Have you found it easy, so far, to come up with an idea/logline every day?
Kinda sorta. Some of them are more of a challenge, and I’m trying to not have every idea be horror, which is a challenge and also a bit weird because I don’t actually watch or write that much horror… but I tend to make everything scary in some way.
In what ways has the process of working from a prompt challenged you?
To write every day. I am the WORST one for frittering away my writing time on other things.
Have you found working from prompts to be a good way of exercising creativity?
Yes. I’ll have my first idea, then try to think of another one that’s slightly more original.

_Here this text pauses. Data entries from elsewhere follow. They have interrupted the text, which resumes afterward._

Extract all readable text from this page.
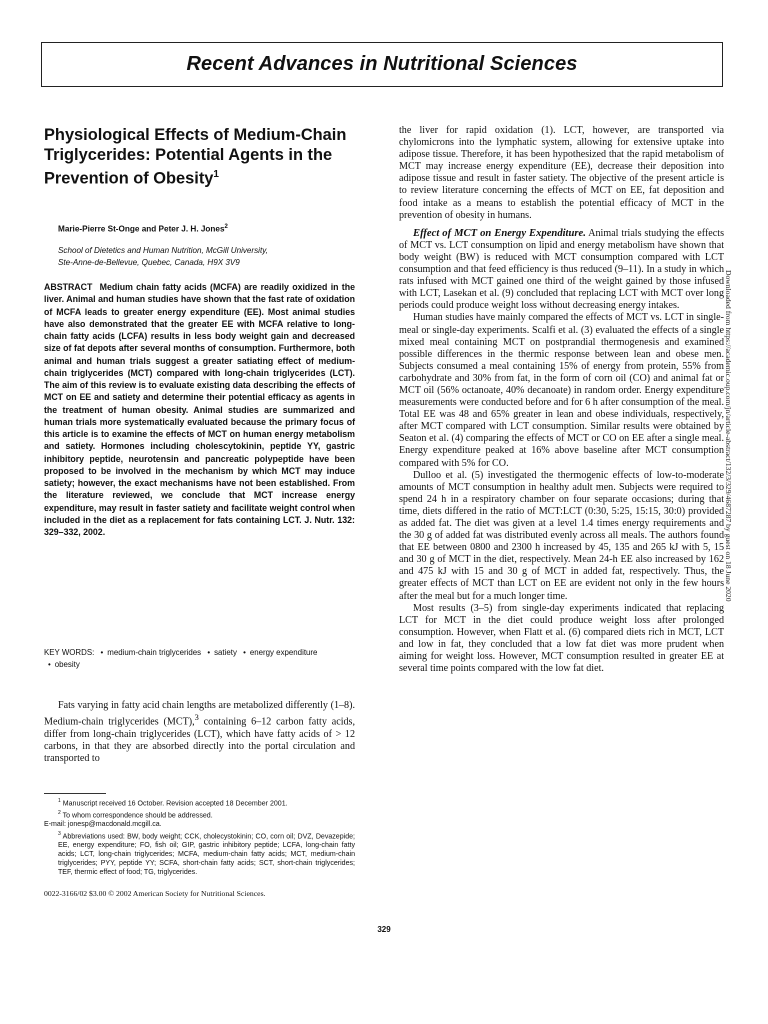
Recent Advances in Nutritional Sciences
Physiological Effects of Medium-Chain Triglycerides: Potential Agents in the Prevention of Obesity$^1$
Marie-Pierre St-Onge and Peter J. H. Jones$^2$
School of Dietetics and Human Nutrition, McGill University,
Ste-Anne-de-Bellevue, Quebec, Canada, H9X 3V9

ABSTRACT Medium chain fatty acids (MCFA) are readily oxidized in the liver. Animal and human studies have shown that the fast rate of oxidation of MCFA leads to greater energy expenditure (EE). Most animal studies have also demonstrated that the greater EE with MCFA relative to long-chain fatty acids (LCFA) results in less body weight gain and decreased size of fat depots after several months of consumption. Furthermore, both animal and human trials suggest a greater satiating effect of medium-chain triglycerides (MCT) compared with long-chain triglycerides (LCT). The aim of this review is to evaluate existing data describing the effects of MCT on EE and satiety and determine their potential efficacy as agents in the treatment of human obesity. Animal studies are summarized and human trials more systematically evaluated because the primary focus of this article is to examine the effects of MCT on human energy metabolism and satiety. Hormones including cholescytokinin, peptide YY, gastric inhibitory peptide, neurotensin and pancreatic polypeptide have been proposed to be involved in the mechanism by which MCT may induce satiety; however, the exact mechanisms have not been established. From the literature reviewed, we conclude that MCT increase energy expenditure, may result in faster satiety and facilitate weight control when included in the diet as a replacement for fats containing LCT. J. Nutr. 132: 329–332, 2002.

KEY WORDS: • medium-chain triglycerides • satiety • energy expenditure • obesity

Fats varying in fatty acid chain lengths are metabolized differently (1–8). Medium-chain triglycerides (MCT),$^3$ containing 6–12 carbon fatty acids, differ from long-chain triglycerides (LCT), which have fatty acids of > 12 carbons, in that they are absorbed directly into the portal circulation and transported to

$^1$ Manuscript received 16 October. Revision accepted 18 December 2001.

$^2$ To whom correspondence should be addressed.

E-mail: jonesp@macdonald.mcgill.ca.

$^3$ Abbreviations used: BW, body weight; CCK, cholecystokinin; CO, corn oil; DVZ, Devazepide; EE, energy expenditure; FO, fish oil; GIP, gastric inhibitory peptide; LCFA, long-chain fatty acids; LCT, long-chain triglycerides; MCFA, medium-chain fatty acids; MCT, medium-chain triglycerides; PYY, peptide YY; SCFA, short-chain fatty acids; SCT, short-chain triglycerides; TEF, thermic effect of food; TG, triglycerides.

0022-3166/02 $3.00 © 2002 American Society for Nutritional Sciences.
329

the liver for rapid oxidation (1). LCT, however, are transported via chylomicrons into the lymphatic system, allowing for extensive uptake into adipose tissue. Therefore, it has been hypothesized that the rapid metabolism of MCT may increase energy expenditure (EE), decrease their deposition into adipose tissue and result in faster satiety. The objective of the present article is to review literature concerning the effects of MCT on EE, fat deposition and food intake as a means to establish the potential efficacy of MCT in the prevention of obesity in humans.

Effect of MCT on Energy Expenditure. Animal trials studying the effects of MCT vs. LCT consumption on lipid and energy metabolism have shown that body weight (BW) is reduced with MCT consumption compared with LCT consumption and that feed efficiency is thus reduced (9–11). In a study in which rats infused with MCT gained one third of the weight gained by those infused with LCT, Lasekan et al. (9) concluded that replacing LCT with MCT over long periods could produce weight loss without decreasing energy intakes.

Human studies have mainly compared the effects of MCT vs. LCT in single-meal or single-day experiments. Scalfi et al. (3) evaluated the effects of a single mixed meal containing MCT on postprandial thermogenesis and examined possible differences in the thermic response between lean and obese men. Subjects consumed a meal containing 15% of energy from protein, 55% from carbohydrate and 30% from fat, in the form of corn oil (CO) and animal fat or MCT oil (56% octanoate, 40% decanoate) in random order. Energy expenditure measurements were conducted before and for 6 h after consumption of the meal. Total EE was 48 and 65% greater in lean and obese individuals, respectively, after MCT compared with LCT consumption. Similar results were obtained by Seaton et al. (4) comparing the effects of MCT or CO on EE after a single meal. Energy expenditure peaked at 16% above baseline after MCT consumption compared with 5% for CO.

Dulloo et al. (5) investigated the thermogenic effects of low-to-moderate amounts of MCT consumption in healthy adult men. Subjects were required to spend 24 h in a respiratory chamber on four separate occasions; during that time, diets differed in the ratio of MCT:LCT (0:30, 5:25, 15:15, 30:0) provided as added fat. The diet was given at a level 1.4 times energy requirements and the 30 g of added fat was distributed evenly across all meals. The authors found that EE between 0800 and 2300 h increased by 45, 135 and 265 kJ with 5, 15 and 30 g of MCT in the diet, respectively. Mean 24-h EE also increased by 162 and 475 kJ with 15 and 30 g of MCT in added fat, respectively. Thus, the greater effects of MCT than LCT on EE are evident not only in the few hours after the meal but for a much longer time.

Most results (3–5) from single-day experiments indicated that replacing LCT for MCT in the diet could produce weight loss after prolonged consumption. However, when Flatt et al. (6) compared diets rich in MCT, LCT and low in fat, they concluded that a low fat diet was more prudent when aiming for weight loss. However, MCT consumption resulted in greater EE at several time points compared with the low fat diet.

Downloaded from https://academic.oup.com/jn/article-abstract/132/3/329/4687287 by guest on 18 June 2020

Has the #loglinechallenge inspired you to embark on any new projects?
I may or may not have a comedy going about a down on their luck carnival led by a retired surgeon acquiring the world’s only living two headed calf…
Do you feel you’ve improved your logline-writing as a result of taking part?
Yup. Condense, condense, condense. Y’know, I should probably apply that philosophy to some of my previous answers.
What is your favourite entry so far and why?
The one I just posted because I DID IT and I WROTE! TAKE THAT time suck facebook/tumblr/email/other email/phone/wordswithfriends/dirty laundry/clean laundry/all the laundry/dishes/dog/cat/sweep/work/people/stuff/people/drama/roller derby/sleep/walking dead/orange is the new black/GoT/483 movies on netflix queue/garden/sleep/all the sleep!
A carnival full of pitiful acts lucks out when their busker acquires the world’s only living three headed calf. But their luck runs out when a band of reneged clowns steal the calf for their show.
Would you recommend the #loglinechallenge to other writers?
Yes because it helps. It might seem weird (and I admit that I am a weird individual) but it helps me focus long enough to write and it’s only two or three sentences. I can always write two sentences! They might suck but who cares?
It’s worth gaining the ideas more than the words. I focus on getting the words out but the ideas are what will excite my imagination and make me want to write more words about that magnificent idea.
Shauna Becker grew up in a tiny industrial suburb right outside of Houston, Texas. She played around with writing while pursuing a respectable ‘legit’ career. Then she ran away with her then-boyfriend to a land far far away… San Marcos, Texas. Several legit careers later ranged from putting labels on wine bottles to putting shoes on horses. Then she decided to put words on a page. Then-boyfriend has been upgraded to now husband and they live in Oklahoma for his job. She writes mostly fantasy and shamelessly spoils her two cats and dog.